Kalau tidak, bagaimana kalian mempersaksikan sesuatu yang tidak kalian
lihat!” Mereka
membantah dengan mengatakan : “Tapi, sungguh hal ini benar-benar
terjadi meskipun kami tidak melihatnya dengan mata kepala kami
sendiri.” “Allah
menolak kesaksian orang-orang yang tidak mengetahui kasus yang dia
ungkapkan.
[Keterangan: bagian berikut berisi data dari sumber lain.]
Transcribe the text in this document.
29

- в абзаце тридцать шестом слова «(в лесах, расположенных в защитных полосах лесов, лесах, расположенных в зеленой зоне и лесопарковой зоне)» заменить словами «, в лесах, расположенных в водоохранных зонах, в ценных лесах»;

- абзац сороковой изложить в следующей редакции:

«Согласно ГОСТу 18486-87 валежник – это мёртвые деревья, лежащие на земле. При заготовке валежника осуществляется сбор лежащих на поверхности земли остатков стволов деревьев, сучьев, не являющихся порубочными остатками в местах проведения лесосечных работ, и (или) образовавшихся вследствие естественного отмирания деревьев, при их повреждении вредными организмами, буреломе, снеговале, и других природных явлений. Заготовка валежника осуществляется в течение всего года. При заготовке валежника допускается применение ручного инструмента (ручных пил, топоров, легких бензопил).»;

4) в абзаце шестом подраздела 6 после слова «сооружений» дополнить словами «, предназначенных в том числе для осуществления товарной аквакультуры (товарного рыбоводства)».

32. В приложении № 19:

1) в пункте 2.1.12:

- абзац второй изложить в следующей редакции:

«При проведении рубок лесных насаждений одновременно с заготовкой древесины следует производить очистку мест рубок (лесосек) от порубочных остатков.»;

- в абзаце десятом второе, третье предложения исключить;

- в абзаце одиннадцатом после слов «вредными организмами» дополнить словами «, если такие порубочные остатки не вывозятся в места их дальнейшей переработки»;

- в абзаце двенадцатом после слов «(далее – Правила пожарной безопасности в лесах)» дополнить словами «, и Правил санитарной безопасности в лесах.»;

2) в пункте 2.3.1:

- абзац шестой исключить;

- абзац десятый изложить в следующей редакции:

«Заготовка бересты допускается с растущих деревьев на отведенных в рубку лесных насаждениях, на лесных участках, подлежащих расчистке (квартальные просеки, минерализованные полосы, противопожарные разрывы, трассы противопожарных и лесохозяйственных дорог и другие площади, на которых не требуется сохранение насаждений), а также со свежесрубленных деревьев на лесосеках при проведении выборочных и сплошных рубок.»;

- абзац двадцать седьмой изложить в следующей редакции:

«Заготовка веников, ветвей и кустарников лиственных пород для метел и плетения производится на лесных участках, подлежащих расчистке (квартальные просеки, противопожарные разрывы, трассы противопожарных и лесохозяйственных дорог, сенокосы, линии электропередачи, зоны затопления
Oleh karena itu Allah berfirman mengenai orang-orang yang
diterima persaksiannya, sebagai berikut : “Kecuali
mereka yang bersaksi dengan yang haq dan mereka mengetahui.” “Maka
saya tidak ikut campur dengan urusan kalian sedikitpun,” kata
Muhammad bin Al Hanafiyah. Mereka
berkata lagi : “Barangkali Anda tidak senang ada orang lain yang
menjadi penguasa, kalau begitu kami mengangkat Anda sebagai pemimpin
kami.” Beliau
rahimahullah berkata : “Saya tidak pernah menganggap halal
memerangi orang yang kalian inginkan dari saya, baik sebagai pengikut
maupun sebagai yang diikuti (pemimpin).” “Bukankah
Anda pernah ikut berperang dengan ayahmu, Ali bin Abi Thalib (yakni
dalam perang Shiffin)?” Tukas mereka. Beliau
berkata : “Datangkanlah orang yang seperti ayahku! Aku akan
berperang bersamanya atas dasar pegangan ayahku.” “Kalau
begitu, perintahkanlah kepada kedua anakmu Abul Qasim dan Al Qasim
untuk berperang bersama kami!” Kata mereka. Kalau
aku memerintahkan keduanya, tentu aku berperang juga,” kata Muhammad
bin Al Hanafiyah. “Jika
begitu, marilah berdiri bersama kami di satu tempat untuk mendorong
manusia berperang bersama kami,” kata mereka lagi. “Maha
Suci Allah! Apakah aku harus memerintahkan manusia dengan sesuatu yang
tidak aku lakukan dan tidak pula aku ridhai? Kalau demikian halnya,
aku bukan orang yang memberi nasehat karena Allah kepada
hamba-hambaNya,” jawab Muhammad bin Al Hanafiyah. Mendengar
hal ini mereka berkata : “Kalau begitu kami akan membencimu.” Muhammad
berkata : “Jika demikian, aku hanya akan memerintahkan manusia untuk
bertakwa kepada Allah. Jangan mereka mencari keridhaan makhluk dengan
seuatu yang mendatangkan murka Allah.” Setelah
kejadian itu, Muhammad bin Al Hanafiyah keluar menuju Mekkah. Demikian
yang diterangkan oleh Ibnu Katsir melalui nukilan Syaikh Abdus Salam
bin Barjis Ali Abdul Karim dalam bukunya Mu’amalatul Hukkam
hal. 18 – 20. Hikmah
Muhammad Ibnul Hanafiyah
Simaklah
ucapan Imam Muhammad Ibnul Hanafiyah rahimahullah yang setiap
kalimatnya merupakan mutiara-mutiara yang berkilauan. Beliau menjawab
ajakan Khawarij untuk memberontak kepada Yazid yang memang bukan orang
shalih, bahkan dikenal fasiq dan dhalim, tapi dia masih sebagai
penguasa Muslim. Ia menjawab dengan apa adanya sebagai pendidikan bagi
mereka yaitu : “Saya tidak melihat bukti yang kalian sebutkan.”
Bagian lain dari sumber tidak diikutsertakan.